Born in St. Catharines, Ontario, Domm was the son of a United Church of Canada minister. He was educated at the Ryerson Institute of Technology and became a radio broadcaster in Peterborough.

Domm's campaign against Metric conversion in Canada was most vocal during the final Pierre Trudeau government of 1980 to 1984. In 1983, he and other Tory MPs illegally pumped gas using Imperial measurements at their "Freedom to Measure" gas station. The station was leased by the MPs in hopes of provoking the government into laying charges and thus allowing a legal challenge to mandatory use of metric. The government ignored the station and it closed after a year. When the Progressive Conservatives formed government following the 1984 federal election, Domm became parliamentary secretary to the Minister of Consumer and Corporate Affairs, the government minister responsible for the metrification program. However, while the Metric Commission was disbanded and rules on enforcing metric were loosened, the "metrification" of the country was not reversed.

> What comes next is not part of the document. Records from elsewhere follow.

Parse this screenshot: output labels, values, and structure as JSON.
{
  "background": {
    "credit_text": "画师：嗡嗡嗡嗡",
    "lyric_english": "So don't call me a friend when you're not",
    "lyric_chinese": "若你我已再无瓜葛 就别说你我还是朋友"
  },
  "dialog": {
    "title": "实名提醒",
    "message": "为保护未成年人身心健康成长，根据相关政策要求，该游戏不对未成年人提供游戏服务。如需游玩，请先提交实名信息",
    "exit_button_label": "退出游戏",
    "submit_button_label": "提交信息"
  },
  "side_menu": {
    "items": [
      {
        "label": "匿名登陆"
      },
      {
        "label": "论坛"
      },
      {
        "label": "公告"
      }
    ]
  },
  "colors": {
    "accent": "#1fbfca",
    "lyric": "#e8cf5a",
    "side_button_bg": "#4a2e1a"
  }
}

Domm's lobbying for the death penalty resulted in a free vote being held in the House of Commons in 1988; however, the motion to restore capital punishment was defeated.

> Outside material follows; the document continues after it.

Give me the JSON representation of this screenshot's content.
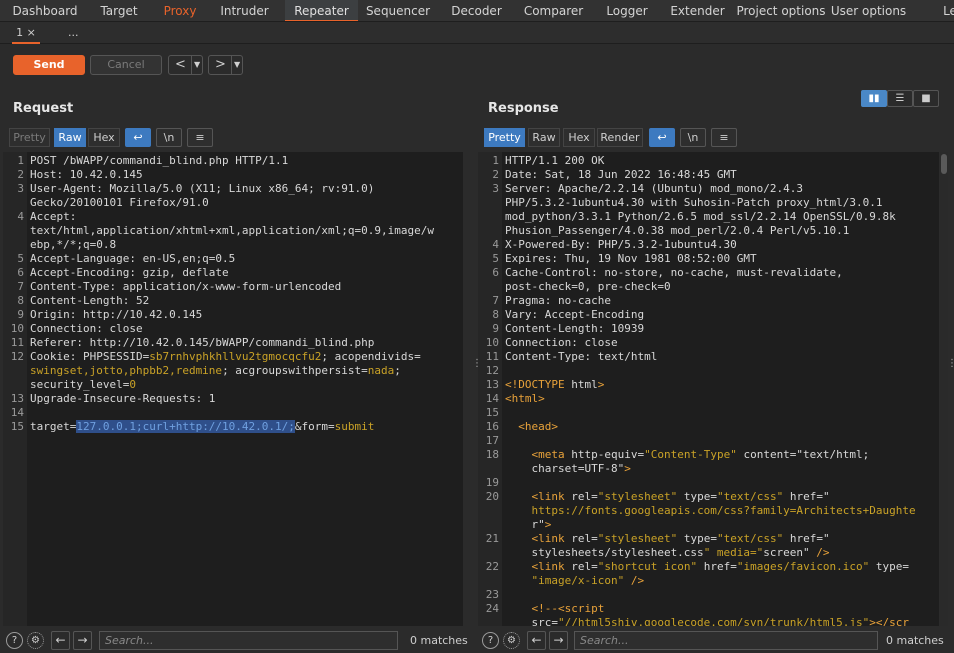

He was more successful in his campaign for the restoration of Via Rail service on the Toronto-Peterborough-Havelock line. Domm also took stands against bilingualism, abortion and gun control voting against his party on several occasions.

==Electoral record==

1993 Canadian federal election
| Party | Candidate | Votes | % | ±% |
|  | Liberal | Peter Adams | 27,575 | 47.6 | +17.3 |
|  | Reform | Len Bangma | 13,460 | 23.2 |  |
|  | Progressive Conservative | Bill Domm | 11,628 | 20.1 | -20.8 |
|  | New Democratic | Merv Richards | 3,072 | 5.3 | -22.2 |
|  | National | Herb Wiseman | 1,858 | 3.2 |  |
|  | Natural Law | Sandy Callender | 368 | 0.6 |  |
| Total valid votes |  |  | 57,961 | 100.0 |

1988 Canadian federal election
| Party | Candidate | Votes | % | ±% |
|  | Progressive Conservative | Bill Domm | 22,492 | 40.9 | -11.8 |
|  | Liberal | Barry MacDougall | 16,693 | 30.3 | +7.5 |
|  | New Democratic | Gill Sandeman | 15,147 | 27.5 | +6.8 |
|  | Libertarian | Mike Lantz | 277 | 0.5 | -2.4 |
|  | Rhinoceros | C. Fibber mcGee | 238 | 0.4 | -0.2 |
|  | Green | George Kerr | 208 | 0.4 | 0.0 |
| Total valid votes |  |  | 55,055 | 100.0 |

v; t; e; 1984 Canadian federal election: Peterborough
| Party | Candidate | Votes | % | ±% |
|  | Progressive Conservative | Bill Domm | 27,121 | 52.69 |  |
|  | Liberal | Barry MacDougall | 11,737 | 22.80 |
|  | New Democratic | Linda Slavin | 10,648 | 20.69 |  |
|  | Libertarian | John Hayes | 1,479 | 2.87 |  |
|  | Rhinoceros | Washboard Hank Fisher | 309 | 0.60 | – |
|  | Green | Simon Shields | 175 | 0.34 |  |
| Total valid votes |  |  | 51,469 | 100.00 |  |
| Total rejected ballots |  |  | 148 |  |  |
| Turnout |  |  | 51,617 | 76.52 |  |
| Electors on the lists |  |  | 67,458 |  |  |

v; t; e; 1980 Canadian federal election: Peterborough
| Party | Candidate | Votes | % | ±% |
|  | Progressive Conservative | Bill Domm | 19,417 | 40.25 |  |
|  | Liberal | Sylvia Sutherland | 17,202 | 35.66 |
|  | New Democratic | Paul Rexe | 10,776 | 22.34 |  |
|  | Libertarian | Sally Hayes | 469 | 0.97 |  |
|  | Rhinoceros | Mark Elson | 243 | 0.50 | – |
|  | Independent | Robert J. Norris | 69 | 0.14 |  |
|  | Marxist–Leninist | Richard Anthony | 67 | 0.14 |  |
| Total valid votes |  |  | 48,243 | 100.00 |  |
| Total rejected ballots |  |  | 116 |  |  |
| Turnout |  |  | 48,359 | 73.16 |  |
| Electors on the lists |  |  | 66,097 |  |  |

Parliament of Canada
| Preceded byHugh Faulkner | Member of Parliament for Peterborough 1979-1993 | Succeeded byPeter Adams |

== Archives ==
There is a Bill Domm fonds at Library and Archives Canada. Archival Reference number is R3302 (Former Archival Reference number MG32-C93).